I am going to futz around with it later and see where it breaks for this kind of stuff. I have a LOT of code that uses this type of behavior to test aggressively on.
I wonder it would be possible to turn on a warning about that. E.g. if you have lazy imports turned on but your code would break if it is turned off, due to import cycles. Might be hard to do without a performance impact but it would be nice to have the warning. I would like my apps/libraries to be lazy import safe but still work for people with lazy import disabled. A warning would be good enough to ensure I didn’t accidentally introduce an import cycle.
So the best practice with Lazy Imports to run tests with pytest will then be the command python -L -m pytest instead of pytest?
I get the impression that this feature is going to be far more popular than importlib.util.LazyLoader which is explicitly called out in the documentation as “heavily discouraged”, and reading through the PEP it would also apply to more situations than LazyLoader can manage.
What exactly would that look like? A series of tests that import the packages modules with the eager_imports() context manager?

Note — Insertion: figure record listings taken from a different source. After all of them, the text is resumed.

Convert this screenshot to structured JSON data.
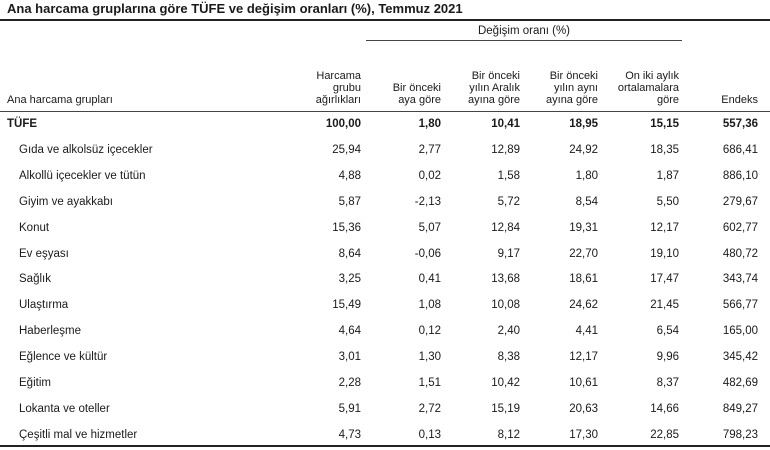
{
  "title": "Ana harcama gruplarına göre TÜFE ve değişim oranları (%), Temmuz 2021",
  "group_header": "Değişim oranı (%)",
  "columns": {
    "category": "Ana harcama grupları",
    "weight": [
      "Harcama",
      "grubu",
      "ağırlıkları"
    ],
    "monthly": [
      "Bir önceki",
      "aya göre"
    ],
    "vs_december": [
      "Bir önceki",
      "yılın Aralık",
      "ayına göre"
    ],
    "yoy": [
      "Bir önceki",
      "yılın aynı",
      "ayına göre"
    ],
    "twelve_month_avg": [
      "On iki aylık",
      "ortalamalara",
      "göre"
    ],
    "index": "Endeks"
  },
  "rows": [
    {
      "name": "TÜFE",
      "weight": "100,00",
      "monthly": "1,80",
      "vs_december": "10,41",
      "yoy": "18,95",
      "avg12": "15,15",
      "index": "557,36"
    },
    {
      "name": "Gıda ve alkolsüz içecekler",
      "weight": "25,94",
      "monthly": "2,77",
      "vs_december": "12,89",
      "yoy": "24,92",
      "avg12": "18,35",
      "index": "686,41"
    },
    {
      "name": "Alkollü içecekler ve tütün",
      "weight": "4,88",
      "monthly": "0,02",
      "vs_december": "1,58",
      "yoy": "1,80",
      "avg12": "1,87",
      "index": "886,10"
    },
    {
      "name": "Giyim ve ayakkabı",
      "weight": "5,87",
      "monthly": "-2,13",
      "vs_december": "5,72",
      "yoy": "8,54",
      "avg12": "5,50",
      "index": "279,67"
    },
    {
      "name": "Konut",
      "weight": "15,36",
      "monthly": "5,07",
      "vs_december": "12,84",
      "yoy": "19,31",
      "avg12": "12,17",
      "index": "602,77"
    },
    {
      "name": "Ev eşyası",
      "weight": "8,64",
      "monthly": "-0,06",
      "vs_december": "9,17",
      "yoy": "22,70",
      "avg12": "19,10",
      "index": "480,72"
    },
    {
      "name": "Sağlık",
      "weight": "3,25",
      "monthly": "0,41",
      "vs_december": "13,68",
      "yoy": "18,61",
      "avg12": "17,47",
      "index": "343,74"
    },
    {
      "name": "Ulaştırma",
      "weight": "15,49",
      "monthly": "1,08",
      "vs_december": "10,08",
      "yoy": "24,62",
      "avg12": "21,45",
      "index": "566,77"
    },
    {
      "name": "Haberleşme",
      "weight": "4,64",
      "monthly": "0,12",
      "vs_december": "2,40",
      "yoy": "4,41",
      "avg12": "6,54",
      "index": "165,00"
    },
    {
      "name": "Eğlence ve kültür",
      "weight": "3,01",
      "monthly": "1,30",
      "vs_december": "8,38",
      "yoy": "12,17",
      "avg12": "9,96",
      "index": "345,42"
    },
    {
      "name": "Eğitim",
      "weight": "2,28",
      "monthly": "1,51",
      "vs_december": "10,42",
      "yoy": "10,61",
      "avg12": "8,37",
      "index": "482,69"
    },
    {
      "name": "Lokanta ve oteller",
      "weight": "5,91",
      "monthly": "2,72",
      "vs_december": "15,19",
      "yoy": "20,63",
      "avg12": "14,66",
      "index": "849,27"
    },
    {
      "name": "Çeşitli mal ve hizmetler",
      "weight": "4,73",
      "monthly": "0,13",
      "vs_december": "8,12",
      "yoy": "17,30",
      "avg12": "22,85",
      "index": "798,23"
    }
  ]
}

Wouldn’t it be exciting if it this feature was called "heavily encouraged” instead? some times I’ve thought this could be the default for Python imports. But I think we’re a long way away from it (I wouldn’t mind if it happens at some point, but we’ll see). I get that there are a lot of cases where we expect import to immediately load and execute code, but in essence I think it’s thrilling to think about a way to have things imported lazily (only when it’s actually needed) instead of having to pay for the, some times very expensive, eager costs.